Open jmmcd opened 2 years ago

jmmcd commented 2 years ago

gplearn already has a protected division: np.where(np.abs(x2) > 0.001, np.divide(x1, x2), 1.) and protected log: np.where(np.abs(x1) > 0.001, np.log(np.abs(x1)), 0.).

Both of these are common but both introduce discontinuities which can be undesirable (see eg Keijzer; Ni, Drieberg and Rockett; Nicolau and Agapitos). Alternatives include:

Of course these would be of interest as alternatives, not replacements. If this addition would be useful I can generate a PR. Would these names be suitable:

trevorstephens commented 2 years ago

Can you provide a link to the paper(s) please?

jmmcd commented 2 years ago

Short summary: they don't like discontinuities.

trevorstephens commented 2 years ago

Thanks! 😄 Hope I'll have a chance to flick through these soon.

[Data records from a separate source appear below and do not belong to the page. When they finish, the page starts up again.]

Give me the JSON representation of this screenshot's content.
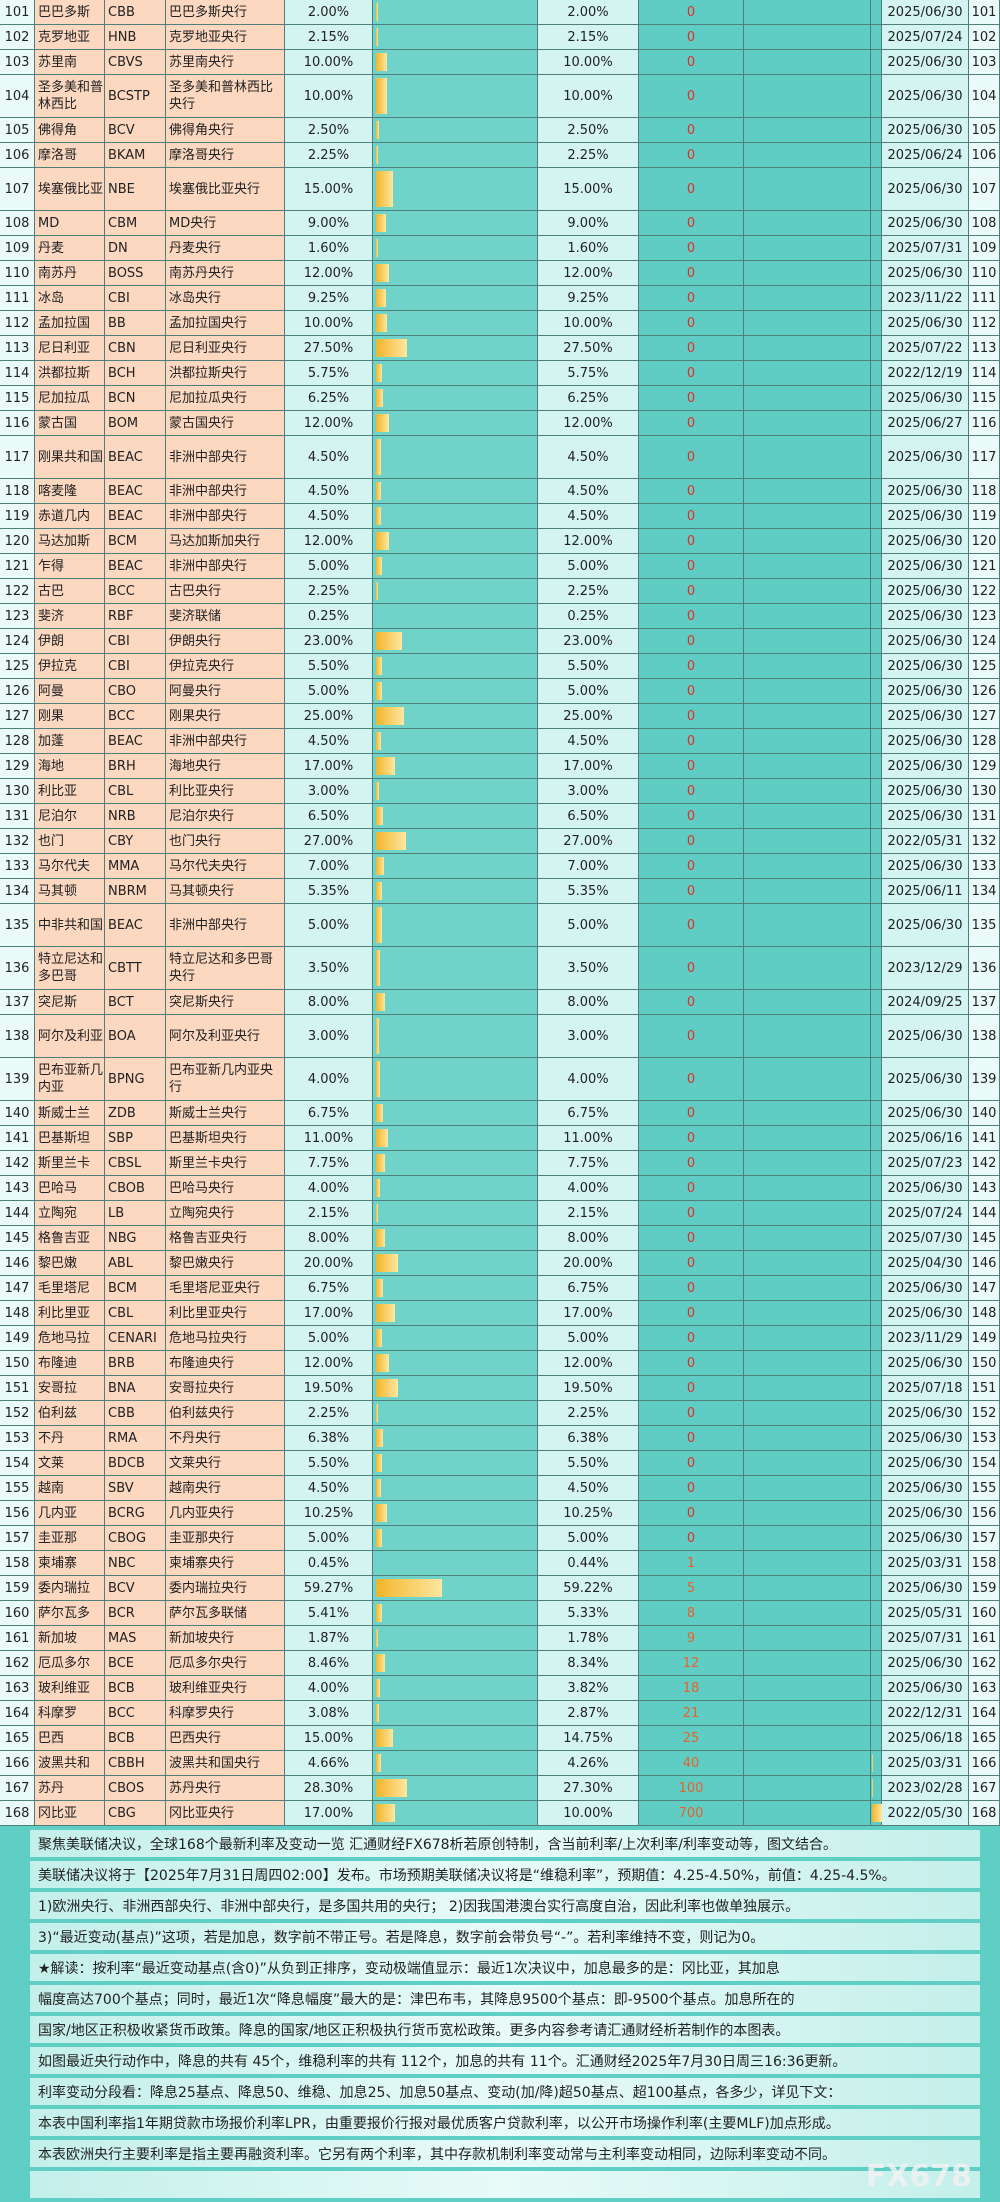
{
  "table": {
    "rows": [
      [
        101,
        "巴巴多斯",
        "CBB",
        "巴巴多斯央行",
        2,
        "2.00%",
        "2.00%",
        0,
        "2025/06/30"
      ],
      [
        102,
        "克罗地亚",
        "HNB",
        "克罗地亚央行",
        2.15,
        "2.15%",
        "2.15%",
        0,
        "2025/07/24"
      ],
      [
        103,
        "苏里南",
        "CBVS",
        "苏里南央行",
        10,
        "10.00%",
        "10.00%",
        0,
        "2025/06/30"
      ],
      [
        104,
        "圣多美和普林西比",
        "BCSTP",
        "圣多美和普林西比央行",
        10,
        "10.00%",
        "10.00%",
        0,
        "2025/06/30"
      ],
      [
        105,
        "佛得角",
        "BCV",
        "佛得角央行",
        2.5,
        "2.50%",
        "2.50%",
        0,
        "2025/06/30"
      ],
      [
        106,
        "摩洛哥",
        "BKAM",
        "摩洛哥央行",
        2.25,
        "2.25%",
        "2.25%",
        0,
        "2025/06/24"
      ],
      [
        107,
        "埃塞俄比亚",
        "NBE",
        "埃塞俄比亚央行",
        15,
        "15.00%",
        "15.00%",
        0,
        "2025/06/30"
      ],
      [
        108,
        "MD",
        "CBM",
        "MD央行",
        9,
        "9.00%",
        "9.00%",
        0,
        "2025/06/30"
      ],
      [
        109,
        "丹麦",
        "DN",
        "丹麦央行",
        1.6,
        "1.60%",
        "1.60%",
        0,
        "2025/07/31"
      ],
      [
        110,
        "南苏丹",
        "BOSS",
        "南苏丹央行",
        12,
        "12.00%",
        "12.00%",
        0,
        "2025/06/30"
      ],
      [
        111,
        "冰岛",
        "CBI",
        "冰岛央行",
        9.25,
        "9.25%",
        "9.25%",
        0,
        "2023/11/22"
      ],
      [
        112,
        "孟加拉国",
        "BB",
        "孟加拉国央行",
        10,
        "10.00%",
        "10.00%",
        0,
        "2025/06/30"
      ],
      [
        113,
        "尼日利亚",
        "CBN",
        "尼日利亚央行",
        27.5,
        "27.50%",
        "27.50%",
        0,
        "2025/07/22"
      ],
      [
        114,
        "洪都拉斯",
        "BCH",
        "洪都拉斯央行",
        5.75,
        "5.75%",
        "5.75%",
        0,
        "2022/12/19"
      ],
      [
        115,
        "尼加拉瓜",
        "BCN",
        "尼加拉瓜央行",
        6.25,
        "6.25%",
        "6.25%",
        0,
        "2025/06/30"
      ],
      [
        116,
        "蒙古国",
        "BOM",
        "蒙古国央行",
        12,
        "12.00%",
        "12.00%",
        0,
        "2025/06/27"
      ],
      [
        117,
        "刚果共和国",
        "BEAC",
        "非洲中部央行",
        4.5,
        "4.50%",
        "4.50%",
        0,
        "2025/06/30"
      ],
      [
        118,
        "喀麦隆",
        "BEAC",
        "非洲中部央行",
        4.5,
        "4.50%",
        "4.50%",
        0,
        "2025/06/30"
      ],
      [
        119,
        "赤道几内",
        "BEAC",
        "非洲中部央行",
        4.5,
        "4.50%",
        "4.50%",
        0,
        "2025/06/30"
      ],
      [
        120,
        "马达加斯",
        "BCM",
        "马达加斯加央行",
        12,
        "12.00%",
        "12.00%",
        0,
        "2025/06/30"
      ],
      [
        121,
        "乍得",
        "BEAC",
        "非洲中部央行",
        5,
        "5.00%",
        "5.00%",
        0,
        "2025/06/30"
      ],
      [
        122,
        "古巴",
        "BCC",
        "古巴央行",
        2.25,
        "2.25%",
        "2.25%",
        0,
        "2025/06/30"
      ],
      [
        123,
        "斐济",
        "RBF",
        "斐济联储",
        0.25,
        "0.25%",
        "0.25%",
        0,
        "2025/06/30"
      ],
      [
        124,
        "伊朗",
        "CBI",
        "伊朗央行",
        23,
        "23.00%",
        "23.00%",
        0,
        "2025/06/30"
      ],
      [
        125,
        "伊拉克",
        "CBI",
        "伊拉克央行",
        5.5,
        "5.50%",
        "5.50%",
        0,
        "2025/06/30"
      ],
      [
        126,
        "阿曼",
        "CBO",
        "阿曼央行",
        5,
        "5.00%",
        "5.00%",
        0,
        "2025/06/30"
      ],
      [
        127,
        "刚果",
        "BCC",
        "刚果央行",
        25,
        "25.00%",
        "25.00%",
        0,
        "2025/06/30"
      ],
      [
        128,
        "加蓬",
        "BEAC",
        "非洲中部央行",
        4.5,
        "4.50%",
        "4.50%",
        0,
        "2025/06/30"
      ],
      [
        129,
        "海地",
        "BRH",
        "海地央行",
        17,
        "17.00%",
        "17.00%",
        0,
        "2025/06/30"
      ],
      [
        130,
        "利比亚",
        "CBL",
        "利比亚央行",
        3,
        "3.00%",
        "3.00%",
        0,
        "2025/06/30"
      ],
      [
        131,
        "尼泊尔",
        "NRB",
        "尼泊尔央行",
        6.5,
        "6.50%",
        "6.50%",
        0,
        "2025/06/30"
      ],
      [
        132,
        "也门",
        "CBY",
        "也门央行",
        27,
        "27.00%",
        "27.00%",
        0,
        "2022/05/31"
      ],
      [
        133,
        "马尔代夫",
        "MMA",
        "马尔代夫央行",
        7,
        "7.00%",
        "7.00%",
        0,
        "2025/06/30"
      ],
      [
        134,
        "马其顿",
        "NBRM",
        "马其顿央行",
        5.35,
        "5.35%",
        "5.35%",
        0,
        "2025/06/11"
      ],
      [
        135,
        "中非共和国",
        "BEAC",
        "非洲中部央行",
        5,
        "5.00%",
        "5.00%",
        0,
        "2025/06/30"
      ],
      [
        136,
        "特立尼达和多巴哥",
        "CBTT",
        "特立尼达和多巴哥央行",
        3.5,
        "3.50%",
        "3.50%",
        0,
        "2023/12/29"
      ],
      [
        137,
        "突尼斯",
        "BCT",
        "突尼斯央行",
        8,
        "8.00%",
        "8.00%",
        0,
        "2024/09/25"
      ],
      [
        138,
        "阿尔及利亚",
        "BOA",
        "阿尔及利亚央行",
        3,
        "3.00%",
        "3.00%",
        0,
        "2025/06/30"
      ],
      [
        139,
        "巴布亚新几内亚",
        "BPNG",
        "巴布亚新几内亚央行",
        4,
        "4.00%",
        "4.00%",
        0,
        "2025/06/30"
      ],
      [
        140,
        "斯威士兰",
        "ZDB",
        "斯威士兰央行",
        6.75,
        "6.75%",
        "6.75%",
        0,
        "2025/06/30"
      ],
      [
        141,
        "巴基斯坦",
        "SBP",
        "巴基斯坦央行",
        11,
        "11.00%",
        "11.00%",
        0,
        "2025/06/16"
      ],
      [
        142,
        "斯里兰卡",
        "CBSL",
        "斯里兰卡央行",
        7.75,
        "7.75%",
        "7.75%",
        0,
        "2025/07/23"
      ],
      [
        143,
        "巴哈马",
        "CBOB",
        "巴哈马央行",
        4,
        "4.00%",
        "4.00%",
        0,
        "2025/06/30"
      ],
      [
        144,
        "立陶宛",
        "LB",
        "立陶宛央行",
        2.15,
        "2.15%",
        "2.15%",
        0,
        "2025/07/24"
      ],
      [
        145,
        "格鲁吉亚",
        "NBG",
        "格鲁吉亚央行",
        8,
        "8.00%",
        "8.00%",
        0,
        "2025/07/30"
      ],
      [
        146,
        "黎巴嫩",
        "ABL",
        "黎巴嫩央行",
        20,
        "20.00%",
        "20.00%",
        0,
        "2025/04/30"
      ],
      [
        147,
        "毛里塔尼",
        "BCM",
        "毛里塔尼亚央行",
        6.75,
        "6.75%",
        "6.75%",
        0,
        "2025/06/30"
      ],
      [
        148,
        "利比里亚",
        "CBL",
        "利比里亚央行",
        17,
        "17.00%",
        "17.00%",
        0,
        "2025/06/30"
      ],
      [
        149,
        "危地马拉",
        "CENARI",
        "危地马拉央行",
        5,
        "5.00%",
        "5.00%",
        0,
        "2023/11/29"
      ],
      [
        150,
        "布隆迪",
        "BRB",
        "布隆迪央行",
        12,
        "12.00%",
        "12.00%",
        0,
        "2025/06/30"
      ],
      [
        151,
        "安哥拉",
        "BNA",
        "安哥拉央行",
        19.5,
        "19.50%",
        "19.50%",
        0,
        "2025/07/18"
      ],
      [
        152,
        "伯利兹",
        "CBB",
        "伯利兹央行",
        2.25,
        "2.25%",
        "2.25%",
        0,
        "2025/06/30"
      ],
      [
        153,
        "不丹",
        "RMA",
        "不丹央行",
        6.38,
        "6.38%",
        "6.38%",
        0,
        "2025/06/30"
      ],
      [
        154,
        "文莱",
        "BDCB",
        "文莱央行",
        5.5,
        "5.50%",
        "5.50%",
        0,
        "2025/06/30"
      ],
      [
        155,
        "越南",
        "SBV",
        "越南央行",
        4.5,
        "4.50%",
        "4.50%",
        0,
        "2025/06/30"
      ],
      [
        156,
        "几内亚",
        "BCRG",
        "几内亚央行",
        10.25,
        "10.25%",
        "10.25%",
        0,
        "2025/06/30"
      ],
      [
        157,
        "圭亚那",
        "CBOG",
        "圭亚那央行",
        5,
        "5.00%",
        "5.00%",
        0,
        "2025/06/30"
      ],
      [
        158,
        "柬埔寨",
        "NBC",
        "柬埔寨央行",
        0.45,
        "0.45%",
        "0.44%",
        1,
        "2025/03/31"
      ],
      [
        159,
        "委内瑞拉",
        "BCV",
        "委内瑞拉央行",
        59.27,
        "59.27%",
        "59.22%",
        5,
        "2025/06/30"
      ],
      [
        160,
        "萨尔瓦多",
        "BCR",
        "萨尔瓦多联储",
        5.41,
        "5.41%",
        "5.33%",
        8,
        "2025/05/31"
      ],
      [
        161,
        "新加坡",
        "MAS",
        "新加坡央行",
        1.87,
        "1.87%",
        "1.78%",
        9,
        "2025/07/31"
      ],
      [
        162,
        "厄瓜多尔",
        "BCE",
        "厄瓜多尔央行",
        8.46,
        "8.46%",
        "8.34%",
        12,
        "2025/06/30"
      ],
      [
        163,
        "玻利维亚",
        "BCB",
        "玻利维亚央行",
        4,
        "4.00%",
        "3.82%",
        18,
        "2025/06/30"
      ],
      [
        164,
        "科摩罗",
        "BCC",
        "科摩罗央行",
        3.08,
        "3.08%",
        "2.87%",
        21,
        "2022/12/31"
      ],
      [
        165,
        "巴西",
        "BCB",
        "巴西央行",
        15,
        "15.00%",
        "14.75%",
        25,
        "2025/06/18"
      ],
      [
        166,
        "波黑共和",
        "CBBH",
        "波黑共和国央行",
        4.66,
        "4.66%",
        "4.26%",
        40,
        "2025/03/31"
      ],
      [
        167,
        "苏丹",
        "CBOS",
        "苏丹央行",
        28.3,
        "28.30%",
        "27.30%",
        100,
        "2023/02/28"
      ],
      [
        168,
        "冈比亚",
        "CBG",
        "冈比亚央行",
        17,
        "17.00%",
        "10.00%",
        700,
        "2022/05/30"
      ]
    ]
  },
  "notes": [
    "聚焦美联储决议，全球168个最新利率及变动一览 汇通财经FX678析若原创特制，含当前利率/上次利率/利率变动等，图文结合。",
    "美联储决议将于【2025年7月31日周四02:00】发布。市场预期美联储决议将是“维稳利率”，预期值：4.25-4.50%，前值：4.25-4.5%。",
    "1)欧洲央行、非洲西部央行、非洲中部央行，是多国共用的央行；  2)因我国港澳台实行高度自治，因此利率也做单独展示。",
    "3)“最近变动(基点)”这项，若是加息，数字前不带正号。若是降息，数字前会带负号“-”。若利率维持不变，则记为0。",
    "★解读：按利率“最近变动基点(含0)”从负到正排序，变动极端值显示：最近1次决议中，加息最多的是：冈比亚，其加息",
    "幅度高达700个基点；同时，最近1次“降息幅度”最大的是：津巴布韦，其降息9500个基点：即-9500个基点。加息所在的",
    "国家/地区正积极收紧货币政策。降息的国家/地区正积极执行货币宽松政策。更多内容参考请汇通财经析若制作的本图表。",
    "如图最近央行动作中，降息的共有 45个，维稳利率的共有 112个，加息的共有 11个。汇通财经2025年7月30日周三16:36更新。",
    "利率变动分段看：降息25基点、降息50、维稳、加息25、加息50基点、变动(加/降)超50基点、超100基点，各多少，详见下文：",
    "本表中国利率指1年期贷款市场报价利率LPR，由重要报价行报对最优质客户贷款利率，以公开市场操作利率(主要MLF)加点形成。",
    "本表欧洲央行主要利率是指主要再融资利率。它另有两个利率，其中存款机制利率变动常与主利率变动相同，边际利率变动不同。"
  ],
  "watermark": "FX678"
}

If it's related to work you wish to do personally you should be able to use the custom functions to do what you need to but I think it's worth considering putting them in as a first class function set if there's enough research supporting it

hwulfmeyer commented 2 years ago

See #131 and #130

trevorstephens commented 2 years ago

I'm thinking of how to move on this after years of user demand. Initial thoughts are to have a (yes another API bloat addition) parameter where the user can set something like closure_method=('koza'/'smooth') or something like that. And still specify the default log, div in their function sets. But also allow specifying via log-koza or similar that if they want to mix and match.

jmmcd commented 2 years ago

closure_method is slightly ambiguous, as there could be multiple smooth log operators, for example. It does create extra complexity, as the code would have to deal with the closure_method setting being over-ridden by the individual operators. (Plus default values for both.)

I think having default operators and allowing the user to over-ride them one-by-one is fine.

Just my 2 cents.

trevorstephens commented 2 years ago

Yeah could be a bit excessive perhaps. All that parsing would be done up front though so the overhead wouldn't add anything much to processing time, just some more code in the parameter parsing/checking. Was kind of thinking about the printed outputs being clean and readable.

trevorstephens commented 2 years ago

Other ways to address the printed outputs though. But could lead to ambiguity. Are users allowed to use both types of division (for example) in one program? :grimacing:

jmmcd commented 2 years ago

I would be in favour of putting the onus on the user here. If they specify two division operators, give it to them! Would require a lot of new code to prevent that.